If you buy juice at the store, you may lean towards the kind that advertises itself as “100 percent juice” and “not made from concentrate”.  But have you ever wondered why every glass of it tastes exactly the same? That’s because the flavor of store-bought juice has more to do with chemistry than nature. For example industrially produced orange juice is stored in holding tanks where the oxygen is removed. This allows the liquid to keep for up to a year without spoiling. It also makes the juice completely flavorless. So the industry uses “flavor packs” to re-flavor the juice. Alissa Hamilton J.D, PhD, a Food and Society Policy Fellow with the Institute for Agriculture and Trade Policy (IATP), explains the ins and outs of mass-produced juice in her book, Squeezed: What You Don't Know About Orange Juice.
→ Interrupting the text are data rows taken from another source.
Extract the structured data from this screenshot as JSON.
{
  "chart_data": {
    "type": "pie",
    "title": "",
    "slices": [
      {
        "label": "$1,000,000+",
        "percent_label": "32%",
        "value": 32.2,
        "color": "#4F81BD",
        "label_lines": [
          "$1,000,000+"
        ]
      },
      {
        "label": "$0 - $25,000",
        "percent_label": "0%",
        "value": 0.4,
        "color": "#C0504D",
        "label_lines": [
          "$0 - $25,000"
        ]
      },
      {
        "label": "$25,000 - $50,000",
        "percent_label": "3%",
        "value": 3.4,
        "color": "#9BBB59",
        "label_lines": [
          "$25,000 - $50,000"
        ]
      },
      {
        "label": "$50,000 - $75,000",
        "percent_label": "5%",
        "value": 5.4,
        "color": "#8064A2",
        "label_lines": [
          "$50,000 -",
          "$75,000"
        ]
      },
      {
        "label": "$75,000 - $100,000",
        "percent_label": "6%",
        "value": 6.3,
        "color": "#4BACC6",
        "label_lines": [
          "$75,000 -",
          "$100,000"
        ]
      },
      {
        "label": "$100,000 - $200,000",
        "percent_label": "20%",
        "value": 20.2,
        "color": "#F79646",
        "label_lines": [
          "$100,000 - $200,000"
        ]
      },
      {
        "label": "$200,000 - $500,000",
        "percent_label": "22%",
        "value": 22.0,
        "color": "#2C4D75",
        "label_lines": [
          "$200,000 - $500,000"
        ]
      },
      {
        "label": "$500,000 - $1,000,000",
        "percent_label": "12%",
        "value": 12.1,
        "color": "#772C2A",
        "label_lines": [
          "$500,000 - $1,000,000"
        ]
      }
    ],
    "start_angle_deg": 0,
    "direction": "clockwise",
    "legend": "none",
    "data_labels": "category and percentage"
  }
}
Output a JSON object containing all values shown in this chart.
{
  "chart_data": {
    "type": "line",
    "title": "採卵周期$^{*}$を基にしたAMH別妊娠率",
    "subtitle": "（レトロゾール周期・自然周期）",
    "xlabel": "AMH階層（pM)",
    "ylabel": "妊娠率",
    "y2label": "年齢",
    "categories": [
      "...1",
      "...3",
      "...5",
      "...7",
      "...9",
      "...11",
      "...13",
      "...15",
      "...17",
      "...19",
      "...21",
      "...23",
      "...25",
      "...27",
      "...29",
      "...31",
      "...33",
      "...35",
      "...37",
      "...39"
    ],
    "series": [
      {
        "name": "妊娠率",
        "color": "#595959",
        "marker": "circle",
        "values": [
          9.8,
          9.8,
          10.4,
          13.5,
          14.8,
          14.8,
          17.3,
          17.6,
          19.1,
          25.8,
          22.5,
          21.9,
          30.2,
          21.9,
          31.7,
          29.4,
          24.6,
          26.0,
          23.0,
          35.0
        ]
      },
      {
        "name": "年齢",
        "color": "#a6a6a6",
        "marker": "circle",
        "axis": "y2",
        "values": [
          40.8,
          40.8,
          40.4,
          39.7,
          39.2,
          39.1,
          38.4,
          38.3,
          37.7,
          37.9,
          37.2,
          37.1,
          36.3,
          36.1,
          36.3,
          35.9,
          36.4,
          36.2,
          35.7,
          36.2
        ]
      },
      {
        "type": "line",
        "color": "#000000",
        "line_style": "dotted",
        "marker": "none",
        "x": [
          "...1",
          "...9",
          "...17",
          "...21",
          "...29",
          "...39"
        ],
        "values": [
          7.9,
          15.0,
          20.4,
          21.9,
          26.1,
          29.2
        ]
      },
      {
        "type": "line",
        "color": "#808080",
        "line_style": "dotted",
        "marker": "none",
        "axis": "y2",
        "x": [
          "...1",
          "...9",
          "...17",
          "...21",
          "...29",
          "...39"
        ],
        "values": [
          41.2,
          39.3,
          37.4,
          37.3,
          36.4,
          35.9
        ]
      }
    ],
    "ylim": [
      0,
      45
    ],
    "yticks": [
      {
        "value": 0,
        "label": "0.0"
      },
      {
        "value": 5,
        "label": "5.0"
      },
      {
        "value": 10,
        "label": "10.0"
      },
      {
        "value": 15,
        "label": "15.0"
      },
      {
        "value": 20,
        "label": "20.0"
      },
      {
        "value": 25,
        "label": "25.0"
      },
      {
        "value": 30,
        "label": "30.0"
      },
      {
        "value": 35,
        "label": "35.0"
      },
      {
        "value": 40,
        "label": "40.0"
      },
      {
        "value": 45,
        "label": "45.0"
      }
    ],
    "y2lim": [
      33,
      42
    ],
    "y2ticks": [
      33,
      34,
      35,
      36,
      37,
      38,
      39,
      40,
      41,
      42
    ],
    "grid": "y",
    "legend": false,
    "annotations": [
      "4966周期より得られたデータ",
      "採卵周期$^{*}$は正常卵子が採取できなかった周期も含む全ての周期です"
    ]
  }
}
An interesting read. 

Juice Wisely

  • Try beet juice for not only boosting the immune system, but for many other functions as well. The beet and its greens are excellent for juices and salads. They contain vitamin C, beta-carotene, carotenoids, calcium, sulfur, iron potassium choline and manganese. Beets also cleanse the blood, improve brain function, strengthen the liver and gallbladder, build blood corpuscles and cells and fight cancer. Beet juice is very concentrated and is best when diluted with carrot or apple juice
  • Juice broccoli all year round. It is a very concentrated juice that needs to be mixed with a lighter juice such as carrot or apple. Broccoli boosts the immune system with vitamin B1, vitamin C, beta-carotene, protein, calcium, sulfur and potassium. It is also said to help reduce the risk of breast cancer in women
  • Sip carrot juice for the sweet taste and its many healthful functions. Carrots contain vitamin C, most of the B complex, iron, potassium, phosphorus and sodium. Carrots are an excellent base for other vegetable juices and its sweet flavor makes it acceptable to children. Besides boosting the immune system, carrots help liver function, alkalize the blood, soothe the nervous system and tone intestinal walls
  • Try sweet potatoes or yams to give your immune system a boost. Sweet potatoes are one of the greatest sources of beta-carotene, are rich in vitamin C, potassium, carbohydrates and calcium, and are a good source of fiber. Choose the darker colored yams for the highest vitamin content

Your immune system will surely benefit from the addition of mainly vegetable juice to your regular program.